Governments opened formal negotiations in November last year, and are aiming to reach an agreement by the end of this year. This builds on an impressive phaseout of older chemicals, such as chlorofluorocarbons and others, that has averted the equivalent of 135 billion tonnes of carbon dioxide from entering the atmosphere, while accelerating the recovery of the ozone layer.
Of course, the reduction of SLCPs should not come at the expense of efforts to cut carbon dioxide emissions. On the contrary, the world can and must reduce both simultaneously
Efforts to reduce carbon dioxide emissions are also occurring outside the Paris agreement framework. The International Civil Aviation Organization is working to reduce emissions from air travel, having reached a preliminary agreement on the subject just a few weeks ago. The International Maritime Organization is pursuing similar goals for shipping.

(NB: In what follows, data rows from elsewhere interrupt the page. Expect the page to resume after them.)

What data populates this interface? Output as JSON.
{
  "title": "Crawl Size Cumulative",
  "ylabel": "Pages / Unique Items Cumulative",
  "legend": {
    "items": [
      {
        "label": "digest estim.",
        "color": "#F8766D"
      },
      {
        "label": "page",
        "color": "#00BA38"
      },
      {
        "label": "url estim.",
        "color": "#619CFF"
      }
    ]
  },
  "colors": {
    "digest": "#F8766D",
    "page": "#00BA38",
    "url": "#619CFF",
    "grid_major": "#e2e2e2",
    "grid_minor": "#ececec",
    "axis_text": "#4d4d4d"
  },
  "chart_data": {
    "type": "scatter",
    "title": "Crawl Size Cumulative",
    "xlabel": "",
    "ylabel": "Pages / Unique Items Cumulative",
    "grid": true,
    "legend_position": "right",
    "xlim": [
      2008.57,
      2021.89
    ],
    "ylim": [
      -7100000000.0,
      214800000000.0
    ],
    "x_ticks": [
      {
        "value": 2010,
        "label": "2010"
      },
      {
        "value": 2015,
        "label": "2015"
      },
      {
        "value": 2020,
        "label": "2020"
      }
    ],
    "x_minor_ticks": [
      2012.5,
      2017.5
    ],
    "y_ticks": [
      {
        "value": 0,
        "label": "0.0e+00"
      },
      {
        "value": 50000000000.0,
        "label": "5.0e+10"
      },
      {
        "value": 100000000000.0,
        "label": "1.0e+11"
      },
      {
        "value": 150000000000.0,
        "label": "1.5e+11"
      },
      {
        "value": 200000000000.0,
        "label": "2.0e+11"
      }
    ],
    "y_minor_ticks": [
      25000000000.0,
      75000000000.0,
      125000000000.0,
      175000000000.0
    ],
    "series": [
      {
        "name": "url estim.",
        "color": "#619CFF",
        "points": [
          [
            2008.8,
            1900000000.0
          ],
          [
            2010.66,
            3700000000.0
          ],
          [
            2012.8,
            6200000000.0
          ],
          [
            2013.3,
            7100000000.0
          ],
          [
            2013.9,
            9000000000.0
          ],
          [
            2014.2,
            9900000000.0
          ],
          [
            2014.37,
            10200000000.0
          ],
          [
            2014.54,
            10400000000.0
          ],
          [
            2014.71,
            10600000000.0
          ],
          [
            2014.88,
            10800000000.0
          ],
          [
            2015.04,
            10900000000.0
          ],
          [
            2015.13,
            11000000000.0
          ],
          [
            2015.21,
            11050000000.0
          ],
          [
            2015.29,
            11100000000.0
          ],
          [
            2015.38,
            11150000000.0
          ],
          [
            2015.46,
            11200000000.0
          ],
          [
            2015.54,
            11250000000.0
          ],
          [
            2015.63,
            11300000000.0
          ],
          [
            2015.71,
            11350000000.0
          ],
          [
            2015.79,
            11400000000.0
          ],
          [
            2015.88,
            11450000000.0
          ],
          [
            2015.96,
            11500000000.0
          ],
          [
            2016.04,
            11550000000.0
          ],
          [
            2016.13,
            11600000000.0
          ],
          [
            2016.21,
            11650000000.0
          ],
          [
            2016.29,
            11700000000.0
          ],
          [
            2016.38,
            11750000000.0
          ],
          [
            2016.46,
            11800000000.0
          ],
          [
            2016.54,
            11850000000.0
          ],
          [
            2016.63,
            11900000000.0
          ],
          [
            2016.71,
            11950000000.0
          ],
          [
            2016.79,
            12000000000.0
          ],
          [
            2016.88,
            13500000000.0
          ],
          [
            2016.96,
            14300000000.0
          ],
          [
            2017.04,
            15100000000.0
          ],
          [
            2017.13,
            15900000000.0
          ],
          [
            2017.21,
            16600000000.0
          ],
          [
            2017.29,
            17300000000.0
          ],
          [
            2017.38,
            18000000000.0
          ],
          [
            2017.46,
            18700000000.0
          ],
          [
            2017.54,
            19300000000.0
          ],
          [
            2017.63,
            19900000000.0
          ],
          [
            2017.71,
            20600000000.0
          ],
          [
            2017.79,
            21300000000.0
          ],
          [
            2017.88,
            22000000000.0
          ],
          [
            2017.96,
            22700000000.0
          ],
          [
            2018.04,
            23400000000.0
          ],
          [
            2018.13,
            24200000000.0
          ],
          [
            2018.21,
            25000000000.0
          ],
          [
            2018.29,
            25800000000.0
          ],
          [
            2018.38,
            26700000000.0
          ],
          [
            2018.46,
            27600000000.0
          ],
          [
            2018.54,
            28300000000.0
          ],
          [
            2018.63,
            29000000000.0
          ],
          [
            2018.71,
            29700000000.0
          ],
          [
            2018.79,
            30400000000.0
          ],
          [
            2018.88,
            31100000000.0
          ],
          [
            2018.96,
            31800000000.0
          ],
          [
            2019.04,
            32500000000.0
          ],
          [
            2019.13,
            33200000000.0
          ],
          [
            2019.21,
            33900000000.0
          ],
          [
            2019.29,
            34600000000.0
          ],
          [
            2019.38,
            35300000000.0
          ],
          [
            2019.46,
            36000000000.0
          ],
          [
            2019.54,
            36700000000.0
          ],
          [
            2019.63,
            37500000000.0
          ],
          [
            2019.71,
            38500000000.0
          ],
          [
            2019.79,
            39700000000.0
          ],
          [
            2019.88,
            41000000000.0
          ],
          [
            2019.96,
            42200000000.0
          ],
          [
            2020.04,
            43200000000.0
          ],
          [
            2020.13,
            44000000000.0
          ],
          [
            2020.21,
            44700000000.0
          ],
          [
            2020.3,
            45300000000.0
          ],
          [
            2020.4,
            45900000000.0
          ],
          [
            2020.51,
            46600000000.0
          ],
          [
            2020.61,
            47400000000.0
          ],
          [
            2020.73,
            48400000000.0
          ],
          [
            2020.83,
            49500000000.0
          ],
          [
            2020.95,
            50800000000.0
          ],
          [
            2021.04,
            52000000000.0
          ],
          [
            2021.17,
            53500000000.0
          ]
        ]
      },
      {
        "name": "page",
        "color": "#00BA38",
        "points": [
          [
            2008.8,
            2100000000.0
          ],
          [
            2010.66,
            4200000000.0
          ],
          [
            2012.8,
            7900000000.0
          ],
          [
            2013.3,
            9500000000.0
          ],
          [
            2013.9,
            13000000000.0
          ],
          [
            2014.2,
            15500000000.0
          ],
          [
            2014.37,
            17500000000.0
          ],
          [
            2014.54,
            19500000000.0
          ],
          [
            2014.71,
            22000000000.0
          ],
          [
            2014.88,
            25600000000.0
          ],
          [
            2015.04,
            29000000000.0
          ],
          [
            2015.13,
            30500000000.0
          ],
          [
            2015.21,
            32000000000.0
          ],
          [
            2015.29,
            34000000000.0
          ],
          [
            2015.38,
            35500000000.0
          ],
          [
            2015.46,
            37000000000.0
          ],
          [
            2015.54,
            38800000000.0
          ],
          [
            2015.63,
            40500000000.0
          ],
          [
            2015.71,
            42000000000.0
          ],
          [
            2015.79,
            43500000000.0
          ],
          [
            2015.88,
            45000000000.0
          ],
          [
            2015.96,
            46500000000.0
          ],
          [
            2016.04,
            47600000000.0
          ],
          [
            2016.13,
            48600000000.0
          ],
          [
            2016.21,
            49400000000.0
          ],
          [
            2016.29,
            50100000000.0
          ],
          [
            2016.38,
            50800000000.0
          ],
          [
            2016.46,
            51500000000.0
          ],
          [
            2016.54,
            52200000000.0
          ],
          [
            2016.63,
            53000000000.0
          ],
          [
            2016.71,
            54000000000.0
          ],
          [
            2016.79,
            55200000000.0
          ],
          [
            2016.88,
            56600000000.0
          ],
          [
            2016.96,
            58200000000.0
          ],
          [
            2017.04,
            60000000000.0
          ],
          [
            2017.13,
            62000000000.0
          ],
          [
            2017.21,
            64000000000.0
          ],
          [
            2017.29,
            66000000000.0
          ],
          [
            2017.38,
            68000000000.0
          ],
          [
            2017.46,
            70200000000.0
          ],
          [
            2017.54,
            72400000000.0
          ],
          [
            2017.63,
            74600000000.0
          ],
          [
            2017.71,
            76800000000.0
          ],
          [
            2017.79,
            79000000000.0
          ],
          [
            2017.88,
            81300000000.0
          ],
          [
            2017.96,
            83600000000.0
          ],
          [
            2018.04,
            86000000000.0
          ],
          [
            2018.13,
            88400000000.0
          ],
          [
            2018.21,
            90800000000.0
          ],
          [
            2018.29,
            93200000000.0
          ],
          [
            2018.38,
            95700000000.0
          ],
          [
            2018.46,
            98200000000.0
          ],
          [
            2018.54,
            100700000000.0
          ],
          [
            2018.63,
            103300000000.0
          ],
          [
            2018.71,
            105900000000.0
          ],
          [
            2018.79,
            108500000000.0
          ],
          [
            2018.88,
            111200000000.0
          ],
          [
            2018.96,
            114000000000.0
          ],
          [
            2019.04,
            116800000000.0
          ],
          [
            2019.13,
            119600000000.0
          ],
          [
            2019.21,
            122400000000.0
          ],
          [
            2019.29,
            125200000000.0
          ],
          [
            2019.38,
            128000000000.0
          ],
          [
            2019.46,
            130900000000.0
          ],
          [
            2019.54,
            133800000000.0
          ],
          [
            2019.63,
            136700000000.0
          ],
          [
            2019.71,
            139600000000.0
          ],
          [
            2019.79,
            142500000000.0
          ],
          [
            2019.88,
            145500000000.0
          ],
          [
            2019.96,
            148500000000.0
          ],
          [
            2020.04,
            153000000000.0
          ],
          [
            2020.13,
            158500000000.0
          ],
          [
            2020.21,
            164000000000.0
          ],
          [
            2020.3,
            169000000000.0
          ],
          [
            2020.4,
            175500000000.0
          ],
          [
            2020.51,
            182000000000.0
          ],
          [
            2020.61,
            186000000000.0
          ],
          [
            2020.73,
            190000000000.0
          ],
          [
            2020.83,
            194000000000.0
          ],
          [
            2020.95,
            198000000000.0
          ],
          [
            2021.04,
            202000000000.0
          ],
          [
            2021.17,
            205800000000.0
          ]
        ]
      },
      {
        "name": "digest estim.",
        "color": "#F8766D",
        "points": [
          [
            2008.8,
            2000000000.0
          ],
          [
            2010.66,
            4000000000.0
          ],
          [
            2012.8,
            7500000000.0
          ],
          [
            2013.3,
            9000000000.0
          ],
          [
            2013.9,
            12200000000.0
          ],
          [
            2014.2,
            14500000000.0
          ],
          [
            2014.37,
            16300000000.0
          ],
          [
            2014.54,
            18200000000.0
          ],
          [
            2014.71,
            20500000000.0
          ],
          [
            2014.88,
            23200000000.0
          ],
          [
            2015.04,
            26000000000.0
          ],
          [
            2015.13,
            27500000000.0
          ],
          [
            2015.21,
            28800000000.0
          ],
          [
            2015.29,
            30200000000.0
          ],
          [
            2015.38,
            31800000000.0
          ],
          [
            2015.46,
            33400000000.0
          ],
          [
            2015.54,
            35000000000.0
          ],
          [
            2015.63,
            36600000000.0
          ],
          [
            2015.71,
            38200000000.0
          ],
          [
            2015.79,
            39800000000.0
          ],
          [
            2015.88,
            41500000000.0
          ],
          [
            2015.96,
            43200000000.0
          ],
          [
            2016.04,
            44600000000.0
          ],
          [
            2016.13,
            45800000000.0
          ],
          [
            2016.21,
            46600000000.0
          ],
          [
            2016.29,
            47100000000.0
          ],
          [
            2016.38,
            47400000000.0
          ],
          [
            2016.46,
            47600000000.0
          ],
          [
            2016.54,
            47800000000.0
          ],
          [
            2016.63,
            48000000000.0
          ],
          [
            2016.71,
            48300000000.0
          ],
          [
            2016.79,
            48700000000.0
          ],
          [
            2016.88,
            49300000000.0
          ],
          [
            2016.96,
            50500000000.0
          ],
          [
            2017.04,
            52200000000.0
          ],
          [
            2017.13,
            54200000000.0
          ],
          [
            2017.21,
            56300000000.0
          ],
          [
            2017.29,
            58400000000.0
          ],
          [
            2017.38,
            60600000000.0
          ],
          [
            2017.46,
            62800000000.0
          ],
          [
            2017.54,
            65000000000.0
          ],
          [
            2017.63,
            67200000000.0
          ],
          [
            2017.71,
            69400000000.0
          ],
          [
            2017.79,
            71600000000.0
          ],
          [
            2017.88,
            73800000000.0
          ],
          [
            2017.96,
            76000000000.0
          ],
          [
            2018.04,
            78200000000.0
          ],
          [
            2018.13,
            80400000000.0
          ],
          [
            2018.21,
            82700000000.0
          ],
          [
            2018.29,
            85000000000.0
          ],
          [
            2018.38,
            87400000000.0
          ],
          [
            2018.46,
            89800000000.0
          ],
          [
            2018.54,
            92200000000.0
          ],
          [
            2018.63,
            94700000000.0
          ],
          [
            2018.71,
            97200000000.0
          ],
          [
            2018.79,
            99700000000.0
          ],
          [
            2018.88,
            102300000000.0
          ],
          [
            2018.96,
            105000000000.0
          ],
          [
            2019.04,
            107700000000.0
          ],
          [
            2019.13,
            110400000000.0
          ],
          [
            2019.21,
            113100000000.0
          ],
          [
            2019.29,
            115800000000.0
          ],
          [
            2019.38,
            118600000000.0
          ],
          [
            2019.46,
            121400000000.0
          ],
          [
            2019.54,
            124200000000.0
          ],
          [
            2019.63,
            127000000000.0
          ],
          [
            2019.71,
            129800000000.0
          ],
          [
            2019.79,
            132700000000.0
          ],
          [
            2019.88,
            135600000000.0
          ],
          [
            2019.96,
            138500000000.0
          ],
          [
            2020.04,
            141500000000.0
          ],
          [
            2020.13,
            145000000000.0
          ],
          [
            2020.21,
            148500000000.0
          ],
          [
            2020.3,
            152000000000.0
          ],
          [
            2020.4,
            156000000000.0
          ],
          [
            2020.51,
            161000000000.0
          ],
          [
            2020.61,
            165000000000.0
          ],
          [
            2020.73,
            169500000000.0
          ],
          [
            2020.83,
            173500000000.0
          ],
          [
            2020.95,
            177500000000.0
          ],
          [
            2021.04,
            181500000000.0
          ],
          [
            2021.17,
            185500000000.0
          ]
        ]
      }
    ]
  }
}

Warming from any climate pollutant is dangerous and sets in motion a series of potentially irreversible effects, including the continued rise of sea levels, destruction of forests, depletion of Arctic sea ice and glaciers in Greenland and the Tibetan Plateau and melting of permafrost.
Making matters worse, these effects can reinforce one another, tipping the entire planet into a vicious cycle that becomes ever more difficult to escape.
If the world acts fast, harvesting fresh momentum on HFCs under sister agreements like Montreal and a growing array of cooperative coalitions, it can avoid disaster and ensure long-term economic development, including by supporting progress toward achieving the Sustainable Development Goals.
Simply put, the rate of action on all climate-related emissions will determine success in eradicating poverty and will shape the world future generations will inherit.
With governments preparing to sign the Paris agreement on April 22, there has never been a better opportunity to press ahead toward a brighter, cleaner, more prosperous future.
Achim Steiner is executive director and undersecretary-general of the UN Environment Programme.